I thank my noble friend Lady Cass for raising the issue of remembering information, and I thank my noble friend Lady Finlay of Llandaff for bringing in a sporting analogy. I was thinking about the work that I do outside this Bill, and over the years I have done a lot of work on concussion protocols. In the early years, when concussion protocols in sport were brought in to help make sure that people did not carry on playing rugby or other sports while concussed, there was a lot of coaching going on because the same questions were asked through the concussion protocols: do you know what day it is?; do you know who the monarch is? The answers were learned. In that moment, people might not have been able to answer the question but they had learned the answers. The point raised by my noble friend Lady Cass is something else that we need to think clearly about.

Another area I work in is anti-doping in sports. We now have a new system. It used to be that the governing body of the sport would take tests from the athletes and then, if there was an adverse finding, do the policing on that. An independent system, UK Anti-Doping, was purposely developed so that the governing body could, if there was an adverse finding at the first or second stage, guide an athlete through really complex processes. This is just anti-doping in sport, and the athletes are educated about it at least every year, but if even something such as anti-doping in sport is hard to understand—between what is written in a document and what happens when you are in the process—assisted suicide probably deserves a bit more.

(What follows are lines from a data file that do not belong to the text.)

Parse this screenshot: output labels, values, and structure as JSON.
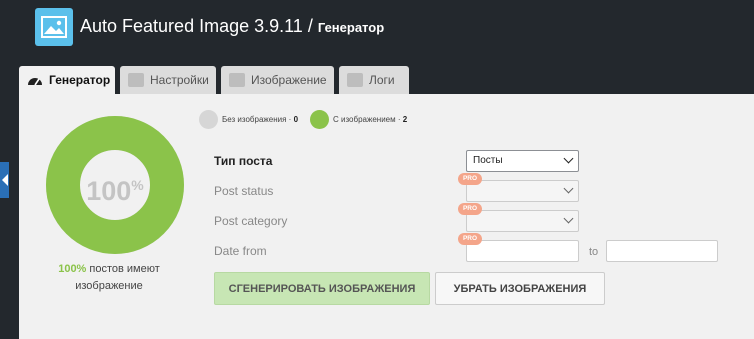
{
  "header": {
    "title": "Auto Featured Image 3.9.11",
    "separator": "/",
    "subtitle": "Генератор",
    "logo_icon": "image-icon"
  },
  "tabs": [
    {
      "label": "Генератор",
      "icon": "dashboard-icon",
      "active": true
    },
    {
      "label": "Настройки",
      "icon": "settings-icon",
      "active": false
    },
    {
      "label": "Изображение",
      "icon": "picture-icon",
      "active": false
    },
    {
      "label": "Логи",
      "icon": "list-icon",
      "active": false
    }
  ],
  "legend": {
    "without": {
      "label": "Без изображения",
      "sep": "·",
      "count": "0",
      "color": "#d6d6d6"
    },
    "with": {
      "label": "С изображением",
      "sep": "·",
      "count": "2",
      "color": "#8bc34a"
    }
  },
  "donut": {
    "percent_value": "100",
    "percent_sign": "%",
    "fraction_with_image": 1.0,
    "caption_highlight": "100%",
    "caption_rest": "постов имеют изображение",
    "ring_color": "#8bc34a"
  },
  "form": {
    "post_type": {
      "label": "Тип поста",
      "value": "Посты"
    },
    "post_status": {
      "label": "Post status",
      "value": "",
      "badge": "PRO"
    },
    "post_category": {
      "label": "Post category",
      "value": "",
      "badge": "PRO"
    },
    "date_from": {
      "label": "Date from",
      "value": "",
      "badge": "PRO",
      "to_label": "to",
      "to_value": ""
    }
  },
  "buttons": {
    "generate": "СГЕНЕРИРОВАТЬ ИЗОБРАЖЕНИЯ",
    "remove": "УБРАТЬ ИЗОБРАЖЕНИЯ"
  }
}
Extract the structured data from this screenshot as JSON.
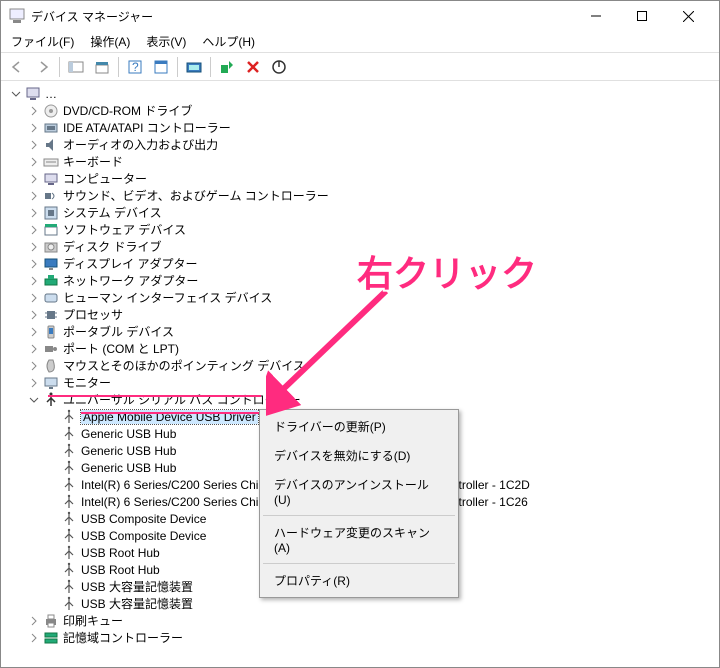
{
  "window": {
    "title": "デバイス マネージャー"
  },
  "menubar": {
    "file": "ファイル(F)",
    "action": "操作(A)",
    "view": "表示(V)",
    "help": "ヘルプ(H)"
  },
  "annotation": {
    "text": "右クリック"
  },
  "tree": {
    "root": "…",
    "nodes": [
      {
        "label": "DVD/CD-ROM ドライブ",
        "icon": "disc"
      },
      {
        "label": "IDE ATA/ATAPI コントローラー",
        "icon": "ide"
      },
      {
        "label": "オーディオの入力および出力",
        "icon": "audio"
      },
      {
        "label": "キーボード",
        "icon": "keyboard"
      },
      {
        "label": "コンピューター",
        "icon": "computer"
      },
      {
        "label": "サウンド、ビデオ、およびゲーム コントローラー",
        "icon": "sound"
      },
      {
        "label": "システム デバイス",
        "icon": "system"
      },
      {
        "label": "ソフトウェア デバイス",
        "icon": "software"
      },
      {
        "label": "ディスク ドライブ",
        "icon": "disk"
      },
      {
        "label": "ディスプレイ アダプター",
        "icon": "display"
      },
      {
        "label": "ネットワーク アダプター",
        "icon": "network"
      },
      {
        "label": "ヒューマン インターフェイス デバイス",
        "icon": "hid"
      },
      {
        "label": "プロセッサ",
        "icon": "cpu"
      },
      {
        "label": "ポータブル デバイス",
        "icon": "portable"
      },
      {
        "label": "ポート (COM と LPT)",
        "icon": "port"
      },
      {
        "label": "マウスとそのほかのポインティング デバイス",
        "icon": "mouse"
      },
      {
        "label": "モニター",
        "icon": "monitor"
      },
      {
        "label": "ユニバーサル シリアル バス コントローラー",
        "icon": "usb",
        "expanded": true
      }
    ],
    "usb_children": [
      {
        "label": "Apple Mobile Device USB Driver",
        "selected": true
      },
      {
        "label": "Generic USB Hub"
      },
      {
        "label": "Generic USB Hub"
      },
      {
        "label": "Generic USB Hub"
      },
      {
        "label": "Intel(R) 6 Series/C200 Series Chipset Family USB Enhanced Host Controller - 1C2D"
      },
      {
        "label": "Intel(R) 6 Series/C200 Series Chipset Family USB Enhanced Host Controller - 1C26"
      },
      {
        "label": "USB Composite Device"
      },
      {
        "label": "USB Composite Device"
      },
      {
        "label": "USB Root Hub"
      },
      {
        "label": "USB Root Hub"
      },
      {
        "label": "USB 大容量記憶装置"
      },
      {
        "label": "USB 大容量記憶装置"
      }
    ],
    "tail_nodes": [
      {
        "label": "印刷キュー",
        "icon": "printer"
      },
      {
        "label": "記憶域コントローラー",
        "icon": "storage"
      }
    ]
  },
  "context_menu": {
    "items": [
      "ドライバーの更新(P)",
      "デバイスを無効にする(D)",
      "デバイスのアンインストール(U)",
      "ハードウェア変更のスキャン(A)",
      "プロパティ(R)"
    ]
  }
}
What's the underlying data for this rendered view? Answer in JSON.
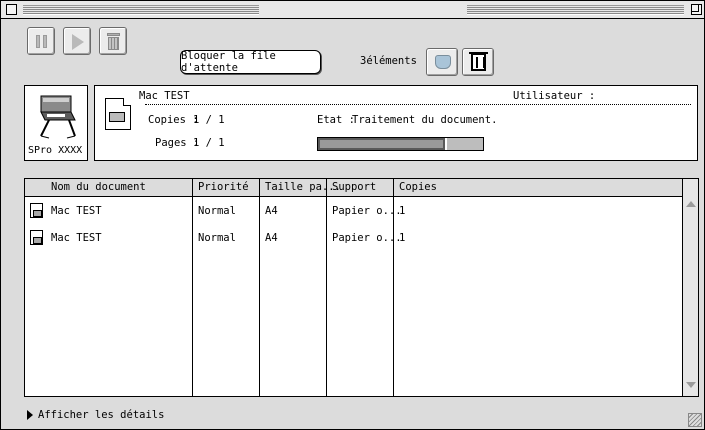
{
  "toolbar": {
    "pause_icon": "pause-icon",
    "resume_icon": "resume-icon",
    "trash_icon": "trash-icon",
    "hold_queue_label": "Bloquer la file d'attente",
    "item_count": "3éléments"
  },
  "printer": {
    "name": "SPro XXXX"
  },
  "job": {
    "document_name": "Mac TEST",
    "user_label": "Utilisateur :",
    "copies_label": "Copies :",
    "copies_value": "1 / 1",
    "pages_label": "Pages :",
    "pages_value": "1 / 1",
    "status_label": "Etat :",
    "status_value": "Traitement du document.",
    "progress_fraction": 0.78
  },
  "table": {
    "columns": [
      "Nom du document",
      "Priorité",
      "Taille pa...",
      "Support",
      "Copies"
    ],
    "rows": [
      {
        "name": "Mac TEST",
        "priority": "Normal",
        "size": "A4",
        "media": "Papier o...",
        "copies": "1"
      },
      {
        "name": "Mac TEST",
        "priority": "Normal",
        "size": "A4",
        "media": "Papier o...",
        "copies": "1"
      }
    ]
  },
  "footer": {
    "details_label": "Afficher les détails"
  }
}
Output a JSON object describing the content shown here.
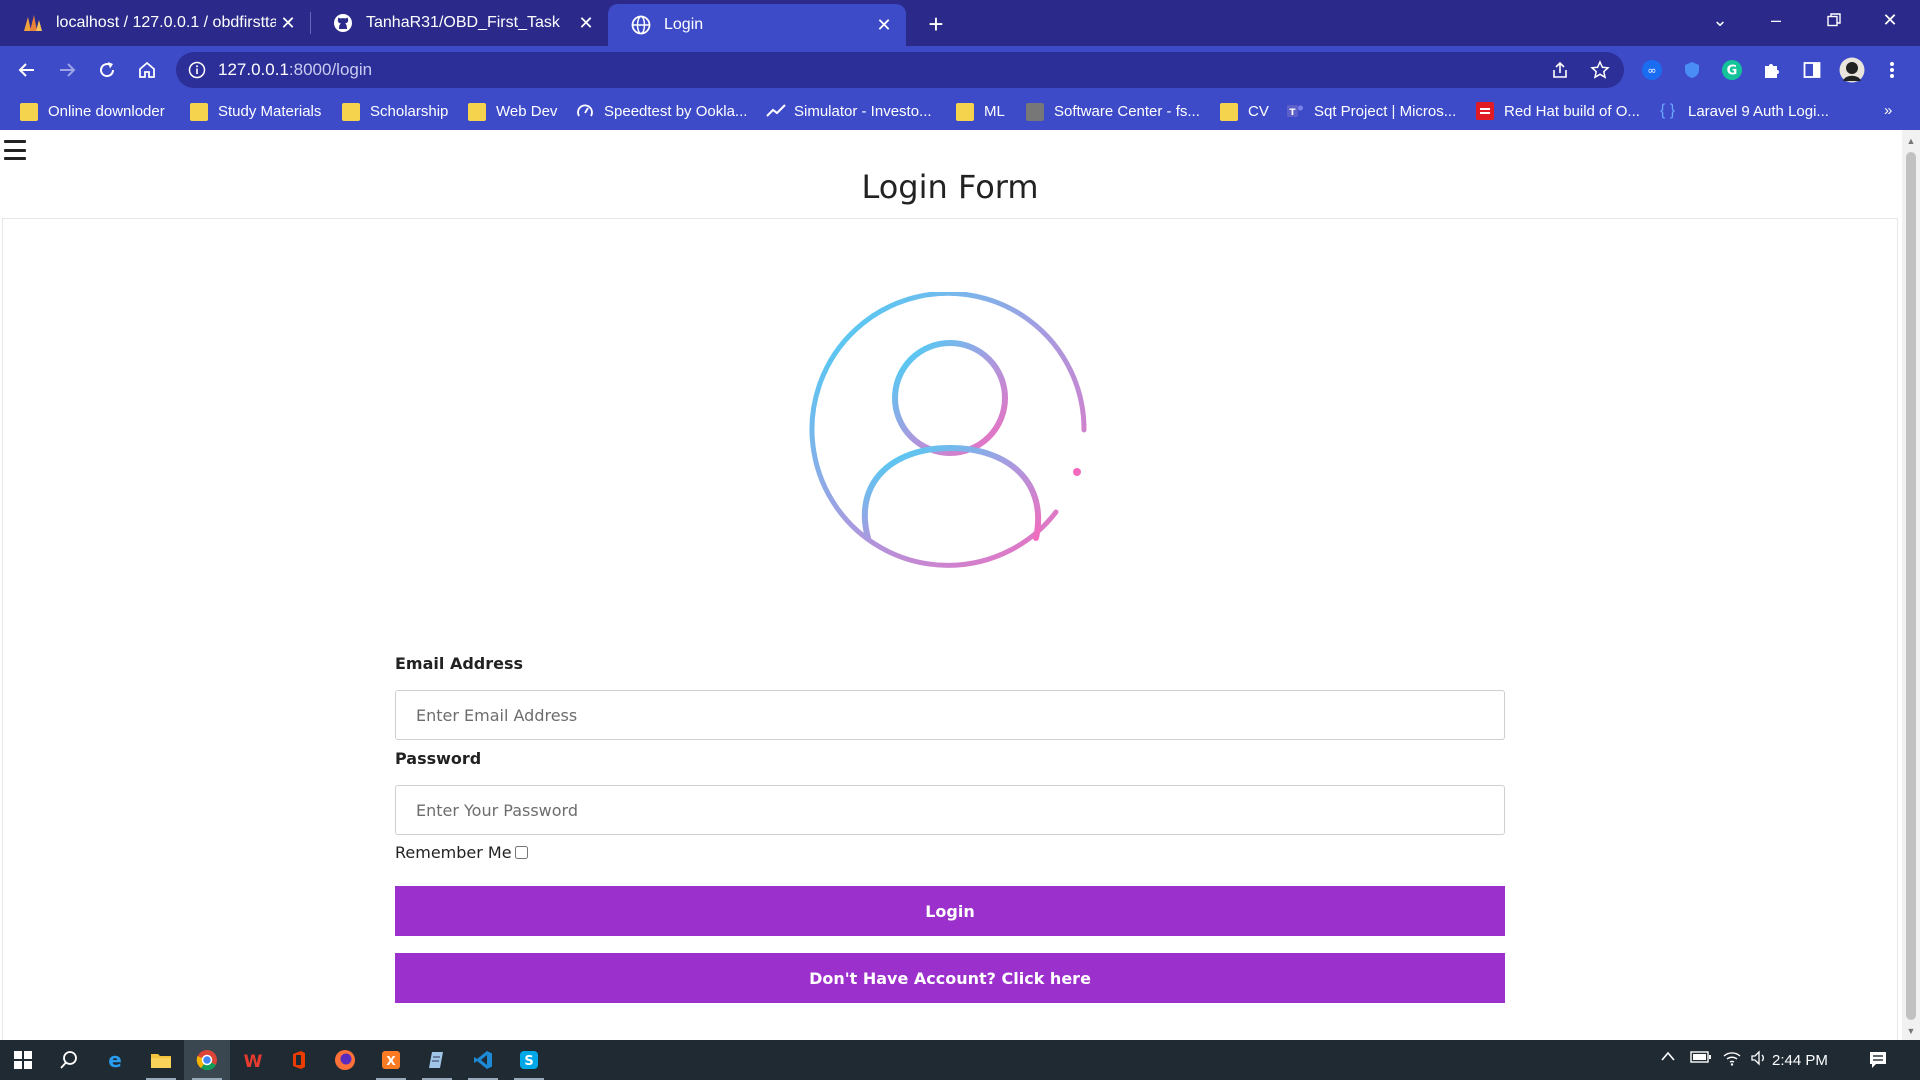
{
  "browser": {
    "tabs": [
      {
        "title": "localhost / 127.0.0.1 / obdfirsttas",
        "icon": "phpmyadmin-icon"
      },
      {
        "title": "TanhaR31/OBD_First_Task",
        "icon": "github-icon"
      },
      {
        "title": "Login",
        "icon": "globe-icon"
      }
    ],
    "address": {
      "host": "127.0.0.1",
      "path": ":8000/login"
    },
    "bookmarks": [
      {
        "label": "Online downloder",
        "icon": "folder-icon"
      },
      {
        "label": "Study Materials",
        "icon": "folder-icon"
      },
      {
        "label": "Scholarship",
        "icon": "folder-icon"
      },
      {
        "label": "Web Dev",
        "icon": "folder-icon"
      },
      {
        "label": "Speedtest by Ookla...",
        "icon": "speedtest-icon"
      },
      {
        "label": "Simulator - Investo...",
        "icon": "investopedia-icon"
      },
      {
        "label": "ML",
        "icon": "folder-icon"
      },
      {
        "label": "Software Center - fs...",
        "icon": "folder-dark-icon"
      },
      {
        "label": "CV",
        "icon": "folder-icon"
      },
      {
        "label": "Sqt Project | Micros...",
        "icon": "teams-icon"
      },
      {
        "label": "Red Hat build of O...",
        "icon": "redhat-icon"
      },
      {
        "label": "Laravel 9 Auth Logi...",
        "icon": "braces-icon"
      }
    ],
    "bookmarks_more": "»"
  },
  "page": {
    "title": "Login Form",
    "email_label": "Email Address",
    "email_placeholder": "Enter Email Address",
    "password_label": "Password",
    "password_placeholder": "Enter Your Password",
    "remember_label": "Remember Me",
    "login_button": "Login",
    "register_button": "Don't Have Account? Click here",
    "accent_color": "#9b30cc"
  },
  "taskbar": {
    "time": "2:44 PM"
  }
}
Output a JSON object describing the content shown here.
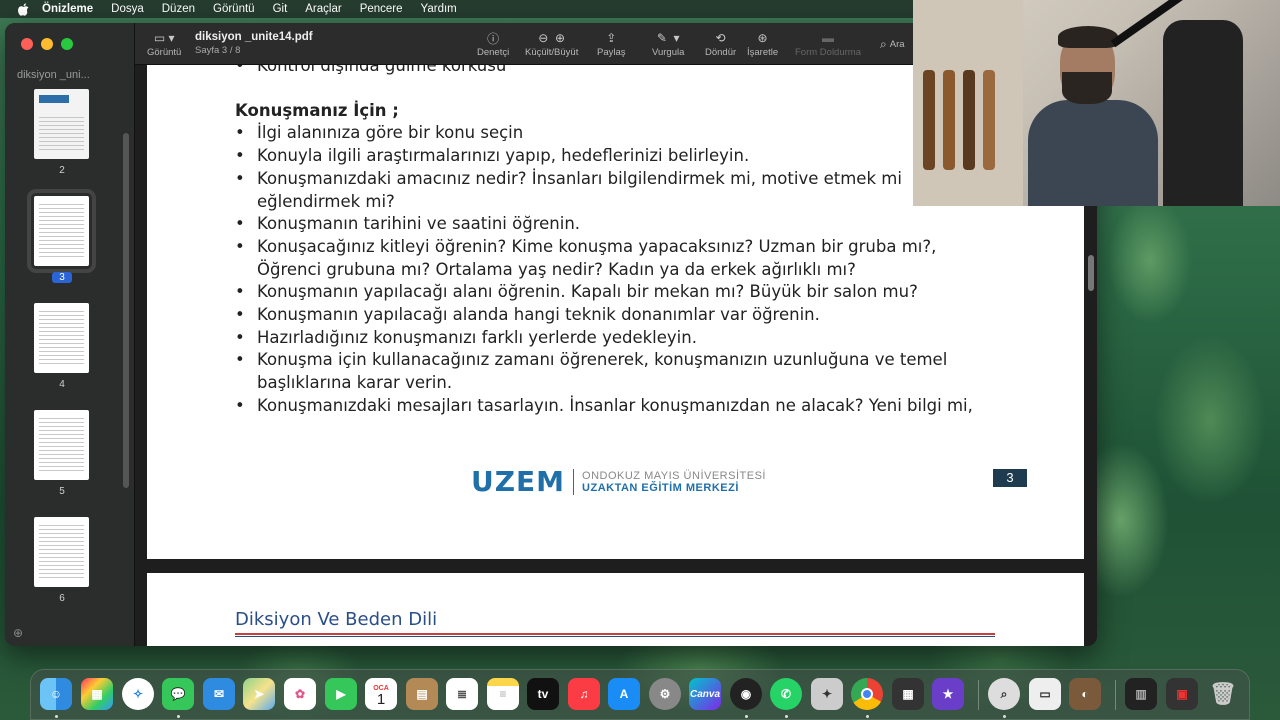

I am not convinced by the amendment tabled by the noble and learned Lord. I still do not think it provides enough of a safeguard. I would be interested in being able to tie up what the noble and learned Lord said in the Chamber and then coming back with some stronger amendments.

This is in the context that statutory advocacy is generally of quite poor quality. Less than 15% of people get advocates in other areas when they need them. If you look at advocacy in general, it is worrying that there is no central data collection for advocacy under the Mental Capacity Act. In 2019, a freedom of information request which looked at this area found that 51 out of 139 local authorities did not collect data on IMCA support. There is still limited data on Care Act advocacy. The CQC said that, for Care Act safeguarding, where there is a duty to appoint an independent advocate, in England in 2025 some 83.38% of those lacking capacity had an advocate appointed. To pick some random counties, in Derbyshire, the figure was 14.38%; in County Durham, it was 32.64%; and in Liverpool, it was 53%. Where there is a duty to appoint one and the figures are so low, I wonder whether the take-up in this space would be very limited.

I still do not think that we have the right balance between accessing the process and safeguarding, but at this stage I beg leave to withdraw my amendment.

Baroness Grey-Thompson (CB)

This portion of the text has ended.